Médusée, Catherine s'avança au milieu de l'extraordinaire floraison soyeuse. Perrine, elle, était restée clouée au seuil de la porte, mains jointes et bouche bée. Catherine, en se tournant vers elle, la vit soudain plonger dans une profonde révérence et comprit que Garin approchait. Quelque chose trembla en elle, mais elle fit un effort pour se dominer, avala sa salive et, serrant ses mains sur le cuir doré de son missel, fit face à la porte, bien droite, attendant.

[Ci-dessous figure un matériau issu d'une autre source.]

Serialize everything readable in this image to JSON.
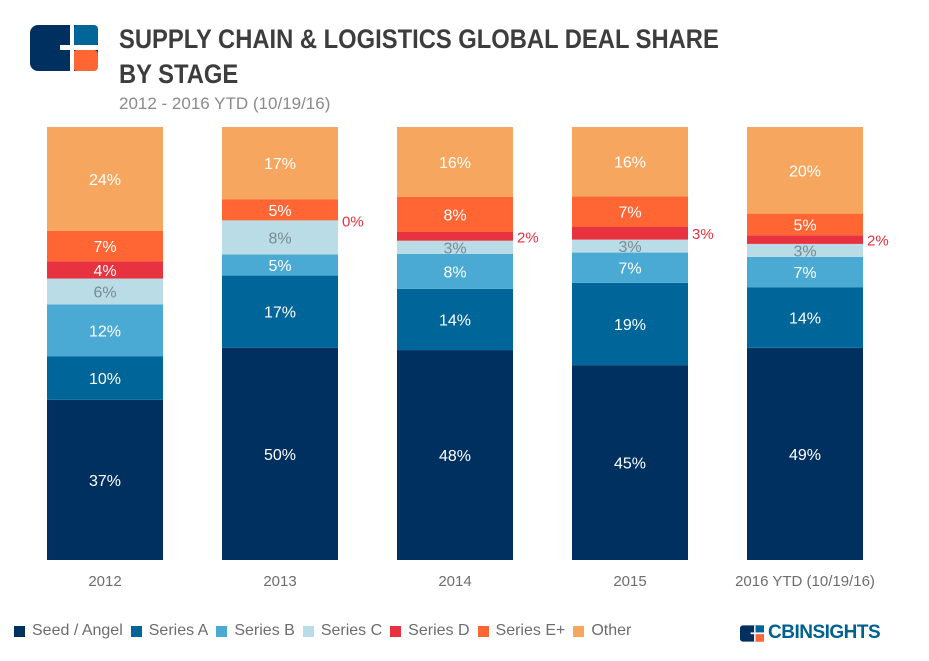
{
  "title": "SUPPLY CHAIN & LOGISTICS GLOBAL DEAL SHARE BY STAGE",
  "subtitle": "2012 - 2016 YTD (10/19/16)",
  "brand": "CBINSIGHTS",
  "chart_data": {
    "type": "bar",
    "stacked": true,
    "categories": [
      "2012",
      "2013",
      "2014",
      "2015",
      "2016 YTD (10/19/16)"
    ],
    "series": [
      {
        "name": "Seed / Angel",
        "color": "#003060",
        "values": [
          37,
          50,
          48,
          45,
          49
        ]
      },
      {
        "name": "Series A",
        "color": "#006699",
        "values": [
          10,
          17,
          14,
          19,
          14
        ]
      },
      {
        "name": "Series B",
        "color": "#4aaad3",
        "values": [
          12,
          5,
          8,
          7,
          7
        ]
      },
      {
        "name": "Series C",
        "color": "#b9dce6",
        "values": [
          6,
          8,
          3,
          3,
          3
        ]
      },
      {
        "name": "Series D",
        "color": "#e8323f",
        "values": [
          4,
          0,
          2,
          3,
          2
        ]
      },
      {
        "name": "Series E+",
        "color": "#ff6633",
        "values": [
          7,
          5,
          8,
          7,
          5
        ]
      },
      {
        "name": "Other",
        "color": "#f7a65f",
        "values": [
          24,
          17,
          16,
          16,
          20
        ]
      }
    ],
    "unit": "%",
    "legend": "bottom"
  }
}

L'instant suivant, Perrine s'était esquivée et Garin était là, sans que Catherine ait pu percevoir son pas dans la galerie. Suivant son habitude, il s'arrêta dans le cadre de la porte, regardant sa femme sans faire un seul geste. Pour une fois, il était vêtu de violet foncé que relevait à peine une mince guirlande d'argent au bord de son pourpoint et de ses manches. Tête nue, il montrait sa courte calotte de cheveux noirs, touchés d'argent vers les tempes. Il n'avait pas encore pris le temps de changer de vêtements. Sa tunique montrait ses longues jambes musclées et ses bottes de cheval étaient couvertes de poussière. Les traits de son visage maigre étaient immobiles.
Jamais il n'avait tant ressemblé à une statue. Il se contentait de regarder Catherine.

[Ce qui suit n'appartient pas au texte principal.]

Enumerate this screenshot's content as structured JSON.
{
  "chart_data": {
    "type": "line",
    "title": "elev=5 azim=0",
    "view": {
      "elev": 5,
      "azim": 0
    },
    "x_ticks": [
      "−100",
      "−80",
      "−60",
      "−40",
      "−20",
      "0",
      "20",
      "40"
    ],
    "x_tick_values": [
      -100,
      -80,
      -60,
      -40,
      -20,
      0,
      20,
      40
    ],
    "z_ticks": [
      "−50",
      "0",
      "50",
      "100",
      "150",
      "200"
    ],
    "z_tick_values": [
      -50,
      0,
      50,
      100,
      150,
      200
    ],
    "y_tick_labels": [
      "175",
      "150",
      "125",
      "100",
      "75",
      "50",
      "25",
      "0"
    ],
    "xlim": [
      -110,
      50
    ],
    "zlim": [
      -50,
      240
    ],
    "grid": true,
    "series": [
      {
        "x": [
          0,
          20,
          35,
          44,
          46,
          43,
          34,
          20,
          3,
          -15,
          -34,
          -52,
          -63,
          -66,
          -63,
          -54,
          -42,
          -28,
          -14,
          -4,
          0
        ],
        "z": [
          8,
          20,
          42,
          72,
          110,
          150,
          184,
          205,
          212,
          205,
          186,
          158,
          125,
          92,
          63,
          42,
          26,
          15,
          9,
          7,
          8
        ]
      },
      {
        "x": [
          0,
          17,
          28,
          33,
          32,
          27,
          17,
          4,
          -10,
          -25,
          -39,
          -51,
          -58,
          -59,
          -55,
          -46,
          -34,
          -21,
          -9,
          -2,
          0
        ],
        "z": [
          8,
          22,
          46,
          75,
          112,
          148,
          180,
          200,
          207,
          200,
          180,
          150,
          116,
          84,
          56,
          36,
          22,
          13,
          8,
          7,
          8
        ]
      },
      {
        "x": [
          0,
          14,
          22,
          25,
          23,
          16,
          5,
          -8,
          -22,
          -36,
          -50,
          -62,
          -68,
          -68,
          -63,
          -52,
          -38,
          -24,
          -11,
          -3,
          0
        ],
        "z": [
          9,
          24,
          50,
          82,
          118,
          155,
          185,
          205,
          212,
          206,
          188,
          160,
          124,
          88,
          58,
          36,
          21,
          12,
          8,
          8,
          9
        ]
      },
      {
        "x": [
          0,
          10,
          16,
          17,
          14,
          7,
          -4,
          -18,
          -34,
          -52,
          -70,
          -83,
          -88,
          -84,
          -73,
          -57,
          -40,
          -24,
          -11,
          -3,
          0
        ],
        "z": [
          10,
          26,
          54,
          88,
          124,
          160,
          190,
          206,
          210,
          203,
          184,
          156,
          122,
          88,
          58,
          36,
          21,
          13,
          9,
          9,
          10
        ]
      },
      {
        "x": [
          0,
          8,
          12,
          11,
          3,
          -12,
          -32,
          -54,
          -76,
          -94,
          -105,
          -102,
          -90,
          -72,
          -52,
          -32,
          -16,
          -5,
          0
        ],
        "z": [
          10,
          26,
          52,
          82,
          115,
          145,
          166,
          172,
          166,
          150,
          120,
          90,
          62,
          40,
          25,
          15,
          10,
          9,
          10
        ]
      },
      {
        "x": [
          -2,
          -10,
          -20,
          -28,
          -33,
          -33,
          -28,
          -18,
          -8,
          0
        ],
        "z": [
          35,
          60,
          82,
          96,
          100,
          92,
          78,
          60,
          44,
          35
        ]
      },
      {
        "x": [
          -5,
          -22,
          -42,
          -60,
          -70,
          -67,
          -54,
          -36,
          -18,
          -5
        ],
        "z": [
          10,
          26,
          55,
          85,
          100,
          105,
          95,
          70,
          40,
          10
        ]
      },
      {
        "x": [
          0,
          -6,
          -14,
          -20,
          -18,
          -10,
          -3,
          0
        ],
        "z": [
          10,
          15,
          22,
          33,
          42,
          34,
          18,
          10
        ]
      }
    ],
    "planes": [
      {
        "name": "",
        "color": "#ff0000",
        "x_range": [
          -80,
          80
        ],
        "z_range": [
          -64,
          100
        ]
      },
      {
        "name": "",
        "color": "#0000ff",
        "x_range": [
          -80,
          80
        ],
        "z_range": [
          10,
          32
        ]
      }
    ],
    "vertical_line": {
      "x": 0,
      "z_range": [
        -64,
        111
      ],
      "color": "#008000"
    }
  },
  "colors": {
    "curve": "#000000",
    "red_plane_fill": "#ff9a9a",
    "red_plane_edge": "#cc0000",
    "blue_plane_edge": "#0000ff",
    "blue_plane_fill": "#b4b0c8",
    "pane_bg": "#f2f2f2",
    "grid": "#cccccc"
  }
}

Soudain, un léger sourire vint éclairer son visage sombre. D'un geste circulaire, il désigna le délirant décor de tissus.
— Aimez-vous votre chambre ainsi ?
— C'est... c'est merveilleux. Mais, Garin, pourquoi tout cela ?
Il quitta enfin le chambranle de la porte, s'avança lentement vers elle et posa ses mains sur les épaules de la jeune femme.
— Quelque chose me disait que je vous devais une réparation. Ceci est un tribut payé à ma victime, l'hommage que vous offre le remords... Et aussi, cela vous montrera que j'ai pensé à vous...
Tranquillement, sans émotion apparente, il l'approchait de lui, posait un baiser sur son front puis se détournait.
— Le remords ? fit Catherine. C'est un curieux mot dans votre bouche...
— Pourquoi donc ? C'est le mot exact. Je vous ai accusée à tort et je l'ai regretté. J'ai appris, en effet, que vous aviez passé la nuit chez Monseigneur... en toute tranquillité d'ailleurs.
Le détachement du ton qu'il employait irrita la jeune femme.
— Puis-je vous demander qui vous a si bien renseigné ?
— Qui voulez-vous que ce soit, sinon le duc lui- même ? Il m'a dit qu'il vous avait offert l'hospitalité... en tout bien tout honneur. Ma colère était donc injustifiée. Je vous croyais chez un autre et, encore une fois, je vous demande pardon.
— Pourtant, on m'avait vue entrer chez cet autre, n'est-il pas vrai ? Qui vous dit que vous aviez tellement tort ? lança nerveusement Catherine.